Both the treasury and the opposition lawmakers were engaged in mudslinging on each other while the main topic of discussion on price hike of commodities remained unfocused. The Friday session of the Punjab Assembly turned out to be a tough day for the Pakistan Tehreek-e-Pakistanled (PTI) government after the opposition grilled it on its ‘flawed policies’ but there were two Pakistan Muslim League-Nawaz (PML-N) lawmakers who were also restrained by their own party leadership from attending the assembly session over a meeting with Chief Minister Sardar Usman Buzdar a few days back. After the question-answer session, the next agenda items were the general discussions on price control and law and order.

The house proceedings started with a delay of two hours 20 minutes under the chair of Speaker Chaudhry Pervez Elahi. As the session started, both the opposition and the treasury benches continued hurling blames on each other about their flawed policies and defending their regimes. Delivering fiery speeches at the general discussion on law and order, PML-N’s Sardar Awais Khan Leghari claimed that the government had learnt a word “NRO” when we talk about its flawed policies; the government would create an impression that the opposition was demanding an NRO.

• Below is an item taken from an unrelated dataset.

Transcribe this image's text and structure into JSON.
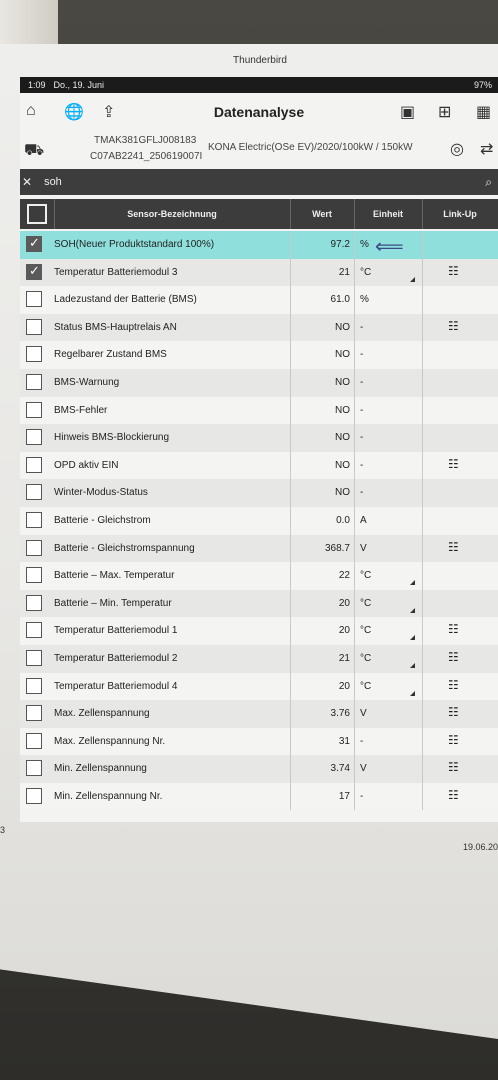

Leghari further added that being a PML-N political worker, he was not seeking any NRO and would rather prefer to go to jail. Syed Hassan Murtaza from the Pakistan Peoples Party (PPP) also lashed out at the government claiming that unusually it was the government that faced abusive language from its critics but in PTI’s regime, the government’s lawmakers used abusive language against the opposition in the first two years.

“Every sector has been ruined. There is no progress, no prosperity anywhere. Two PML-N MPAs Mian Jalil Sharkpuri and Maulana Ghiasuddin were humiliated and retrained from attending a session by their party lawmakers.